ARTICLE XVII. ASSIGNMENT
Neither Party shall assign any of its rights and obligations under this Agreement, in whole or in part without the prior written consent of the other party. The assigning party shall remain jointly and severally liable for the full performance by the assignee(s) of its / their obligation with regard to the agreement.

ARTICLE XVIII. APPLICABLE LAW, LITIGATION, AND ARBITRATION
The agreement shall be governed and construed in accordance with INCOTERMS & INTERNATIONAL COURT OF JUSTICE.
Any dispute or controversy that may arise in connection with or as a result of provision or provisions of this Sales/Purchase Agreement, which are not settled amicably between the parties, shall be resolved by arbitration in INCOTERMS & INTERNATIONAL COURT OF JUSTICE.
a. The proceeding shall be conducted by one (1) arbitrator in accordance with the rules for Arbitration of the International Chamber of Commerce ICC. The arbitration proceeding shall be conducted in the English language.
b. Any arbitral award shall be enforceable in accordance with the rules of the New York convention of 1958 on the recognition and enforcement of foreign arbitral awards. Judgment upon the awards rendered may be made to the said courts or other authority for a judicial acceptance to the award and an order of enforcement as the case may be.
c. After the court has rendered a verdict, this Contract can be terminated and the prevailing party will be compensated for costs and damages.
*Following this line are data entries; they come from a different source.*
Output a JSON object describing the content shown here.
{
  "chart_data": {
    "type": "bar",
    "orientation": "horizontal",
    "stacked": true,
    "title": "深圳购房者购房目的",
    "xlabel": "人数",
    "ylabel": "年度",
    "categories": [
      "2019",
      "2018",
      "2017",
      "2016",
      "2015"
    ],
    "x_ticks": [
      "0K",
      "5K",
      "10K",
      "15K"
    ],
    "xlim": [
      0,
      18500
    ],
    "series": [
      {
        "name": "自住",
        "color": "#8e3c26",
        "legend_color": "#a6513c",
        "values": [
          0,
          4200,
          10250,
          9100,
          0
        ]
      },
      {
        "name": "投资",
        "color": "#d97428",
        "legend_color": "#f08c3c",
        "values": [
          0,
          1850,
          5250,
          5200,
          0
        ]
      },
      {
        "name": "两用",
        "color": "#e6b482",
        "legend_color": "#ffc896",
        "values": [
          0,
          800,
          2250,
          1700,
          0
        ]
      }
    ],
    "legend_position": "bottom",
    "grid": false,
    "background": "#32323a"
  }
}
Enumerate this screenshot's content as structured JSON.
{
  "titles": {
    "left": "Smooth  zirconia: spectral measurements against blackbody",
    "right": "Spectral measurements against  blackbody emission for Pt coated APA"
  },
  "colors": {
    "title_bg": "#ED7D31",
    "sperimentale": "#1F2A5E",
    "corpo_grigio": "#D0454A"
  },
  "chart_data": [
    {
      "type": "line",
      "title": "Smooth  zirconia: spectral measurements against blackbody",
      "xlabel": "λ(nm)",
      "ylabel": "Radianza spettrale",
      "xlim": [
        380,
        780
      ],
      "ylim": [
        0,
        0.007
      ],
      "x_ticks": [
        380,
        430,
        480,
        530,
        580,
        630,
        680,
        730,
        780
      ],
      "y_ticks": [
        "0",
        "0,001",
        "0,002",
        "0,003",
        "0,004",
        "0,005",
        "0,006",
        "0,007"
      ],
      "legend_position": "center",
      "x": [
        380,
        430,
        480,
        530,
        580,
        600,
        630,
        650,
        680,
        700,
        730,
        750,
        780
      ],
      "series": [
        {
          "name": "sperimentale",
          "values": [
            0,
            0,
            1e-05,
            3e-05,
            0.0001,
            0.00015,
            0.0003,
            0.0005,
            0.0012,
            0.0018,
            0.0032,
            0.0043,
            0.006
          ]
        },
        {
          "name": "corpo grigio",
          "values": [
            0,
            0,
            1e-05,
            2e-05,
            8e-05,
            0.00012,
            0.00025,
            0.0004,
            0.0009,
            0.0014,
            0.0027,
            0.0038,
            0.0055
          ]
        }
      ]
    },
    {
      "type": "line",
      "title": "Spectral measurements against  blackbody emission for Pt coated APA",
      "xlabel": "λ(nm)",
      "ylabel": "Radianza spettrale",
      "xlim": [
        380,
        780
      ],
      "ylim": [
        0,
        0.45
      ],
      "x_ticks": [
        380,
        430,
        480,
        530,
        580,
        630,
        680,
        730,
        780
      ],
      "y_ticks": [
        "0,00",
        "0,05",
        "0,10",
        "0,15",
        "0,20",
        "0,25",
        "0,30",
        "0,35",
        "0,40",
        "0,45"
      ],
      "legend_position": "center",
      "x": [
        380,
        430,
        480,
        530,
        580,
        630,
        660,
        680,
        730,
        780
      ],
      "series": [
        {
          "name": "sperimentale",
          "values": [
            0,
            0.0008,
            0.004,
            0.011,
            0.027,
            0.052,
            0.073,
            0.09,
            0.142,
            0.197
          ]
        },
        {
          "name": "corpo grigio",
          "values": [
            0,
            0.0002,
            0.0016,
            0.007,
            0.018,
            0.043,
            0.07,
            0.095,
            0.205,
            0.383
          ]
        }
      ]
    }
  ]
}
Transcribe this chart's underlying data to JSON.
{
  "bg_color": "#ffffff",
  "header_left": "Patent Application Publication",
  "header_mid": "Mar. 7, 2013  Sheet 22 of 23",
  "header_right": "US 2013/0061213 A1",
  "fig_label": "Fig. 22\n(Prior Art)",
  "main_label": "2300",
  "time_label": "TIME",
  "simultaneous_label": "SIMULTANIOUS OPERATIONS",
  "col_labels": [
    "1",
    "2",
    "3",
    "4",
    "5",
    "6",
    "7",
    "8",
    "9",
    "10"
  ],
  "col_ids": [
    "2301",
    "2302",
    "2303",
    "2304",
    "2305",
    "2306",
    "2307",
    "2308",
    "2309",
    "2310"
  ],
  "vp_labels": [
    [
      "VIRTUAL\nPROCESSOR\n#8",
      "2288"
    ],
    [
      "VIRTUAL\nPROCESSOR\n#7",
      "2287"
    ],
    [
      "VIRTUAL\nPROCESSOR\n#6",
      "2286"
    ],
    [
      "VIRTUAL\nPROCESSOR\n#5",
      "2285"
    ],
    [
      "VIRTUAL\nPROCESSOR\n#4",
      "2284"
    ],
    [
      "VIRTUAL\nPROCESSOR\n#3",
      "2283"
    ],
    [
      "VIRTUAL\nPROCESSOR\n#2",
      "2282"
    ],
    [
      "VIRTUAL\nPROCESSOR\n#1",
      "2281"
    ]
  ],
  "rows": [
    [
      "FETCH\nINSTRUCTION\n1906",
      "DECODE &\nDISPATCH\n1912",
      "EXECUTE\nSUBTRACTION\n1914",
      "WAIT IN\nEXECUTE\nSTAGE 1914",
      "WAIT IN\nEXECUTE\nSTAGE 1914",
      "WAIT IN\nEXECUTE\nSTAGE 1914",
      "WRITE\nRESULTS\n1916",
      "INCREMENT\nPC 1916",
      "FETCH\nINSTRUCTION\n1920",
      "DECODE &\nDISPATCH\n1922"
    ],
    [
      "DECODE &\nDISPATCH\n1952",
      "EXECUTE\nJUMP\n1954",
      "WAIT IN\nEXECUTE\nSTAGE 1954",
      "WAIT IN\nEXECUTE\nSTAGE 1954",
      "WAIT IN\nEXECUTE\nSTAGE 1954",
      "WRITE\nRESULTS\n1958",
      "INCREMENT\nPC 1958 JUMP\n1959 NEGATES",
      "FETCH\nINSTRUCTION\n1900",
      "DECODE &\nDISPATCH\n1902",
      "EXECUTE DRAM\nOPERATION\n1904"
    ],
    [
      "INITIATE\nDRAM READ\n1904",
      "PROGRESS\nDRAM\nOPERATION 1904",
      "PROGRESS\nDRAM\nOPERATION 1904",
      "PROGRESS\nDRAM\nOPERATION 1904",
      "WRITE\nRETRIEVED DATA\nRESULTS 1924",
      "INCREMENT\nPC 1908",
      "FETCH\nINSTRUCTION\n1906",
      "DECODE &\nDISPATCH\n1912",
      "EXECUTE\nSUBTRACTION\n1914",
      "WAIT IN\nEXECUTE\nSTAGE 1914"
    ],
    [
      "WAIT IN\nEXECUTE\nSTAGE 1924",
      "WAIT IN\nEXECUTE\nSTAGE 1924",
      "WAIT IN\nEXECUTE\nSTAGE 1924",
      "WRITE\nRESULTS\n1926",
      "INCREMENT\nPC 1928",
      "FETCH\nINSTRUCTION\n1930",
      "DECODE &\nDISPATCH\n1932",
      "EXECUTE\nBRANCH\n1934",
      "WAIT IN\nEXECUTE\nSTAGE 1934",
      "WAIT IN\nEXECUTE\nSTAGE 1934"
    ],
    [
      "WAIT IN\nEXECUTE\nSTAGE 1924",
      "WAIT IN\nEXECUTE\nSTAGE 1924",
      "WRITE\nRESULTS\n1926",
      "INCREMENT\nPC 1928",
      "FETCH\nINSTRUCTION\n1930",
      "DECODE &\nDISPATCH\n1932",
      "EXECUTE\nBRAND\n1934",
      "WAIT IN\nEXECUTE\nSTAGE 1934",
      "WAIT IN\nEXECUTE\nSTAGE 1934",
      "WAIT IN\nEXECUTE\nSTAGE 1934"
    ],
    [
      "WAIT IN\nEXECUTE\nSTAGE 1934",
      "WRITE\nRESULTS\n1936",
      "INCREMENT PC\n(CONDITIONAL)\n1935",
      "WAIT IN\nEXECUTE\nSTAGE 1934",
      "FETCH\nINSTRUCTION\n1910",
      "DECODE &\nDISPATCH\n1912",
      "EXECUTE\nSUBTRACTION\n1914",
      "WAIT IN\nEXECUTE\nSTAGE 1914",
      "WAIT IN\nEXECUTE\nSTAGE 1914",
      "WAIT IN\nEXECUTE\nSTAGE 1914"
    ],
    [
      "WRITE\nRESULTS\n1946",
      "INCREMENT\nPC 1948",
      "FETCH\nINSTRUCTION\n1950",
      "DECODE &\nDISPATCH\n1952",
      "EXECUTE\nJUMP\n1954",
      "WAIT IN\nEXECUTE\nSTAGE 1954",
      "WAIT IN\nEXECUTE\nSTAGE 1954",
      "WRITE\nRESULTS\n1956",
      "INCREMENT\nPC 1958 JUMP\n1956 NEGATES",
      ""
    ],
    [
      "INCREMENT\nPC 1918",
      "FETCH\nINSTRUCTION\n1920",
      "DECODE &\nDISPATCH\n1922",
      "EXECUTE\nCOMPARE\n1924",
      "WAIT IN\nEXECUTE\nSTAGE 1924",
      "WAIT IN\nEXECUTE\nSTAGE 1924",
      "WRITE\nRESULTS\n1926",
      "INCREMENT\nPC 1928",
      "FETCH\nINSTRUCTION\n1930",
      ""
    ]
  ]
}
ARTICLE XIX. GENERAL PROVISIONS
a. The parties hereby agree that this Contract shall become valid and operational if and when signed and sealed in counterparts and until both parties have fulfilled their obligations.
b. The Agreement and all information obtained by one party from the other party shall be treated as confidential.
c. The headings appearing in the Agreement are for convenience only.
d. Any modification of addition to the Agreement shall be made in writing.
ARTICLE XX. NOTICES
Unless otherwise agreed in writing, any notices, statements, requests or other communications to be given to either Party pursuant to the Agreement shall be sufficiently made if sent by post (by airmail if possible) postage paid, or by telegraph, telex, facsimiles transmission or other means of data transmission to the address of the party specified for this purpose in the Agreement.

ARTICLE XXI. INSURANCE:
Buyer, at his own expense, shall procure a policy with a first class Marine Insurance Institution to cover one hundred and ten percent (110%) of the value of the cargo. The insurance policy will cover all risks of loss or damages to said cargo, including war, hijacking, explosion etc, from the time cargo has passed the ship’s manifold flanges at the loading port.
ARTICLE XXII. NON-CIRCUMVENTION AND NON-DISCLOSURE:
The parties irrevocable agree not to circumvent, avoid, or by pass any of the brokers directly or indirectly, to avoid payment of fees or commissions in any product or services, any additions. Renewals, extensions, rollovers, amendments, negotiations, new contract or third party assignments thereof; The parties do hereby accept and agree to fulfill all obligations due to the brokers and intermediaries throughout the duration of this contract and subsequent transactions, renewals, rollovers and extension without variation or modification of the same.
In the event of direct circumvention through a third party, the circumvented broker shall be entitle to a legal monetary award equal to the maximum services it should have realized from the recovery of the funds, including but not limited to attorney fees, cost and disbursements as permitted by law, and statutory interest thereon.
The parties hereby agree that this contract and its content are confidential and shall be treated as such. Neither party shall disclose any information with regards to this contract to any third party unless necessary for the successful completion of this transaction, save as necessary within the law to do so.
ARTICLE XXIII. COMMUNICATION:
Both parties agree that any dissemination or communication of information required or allowed to be forwarded to either party shall be in writing (English language).


ARTICLE XXIV. TERMINATION:
Any of the parties may terminates this agreement by giving the other party seven (7) days notice in writing and such notice shall be deemed good notice if sent by fax or e-mail on receipt of proof of delivery.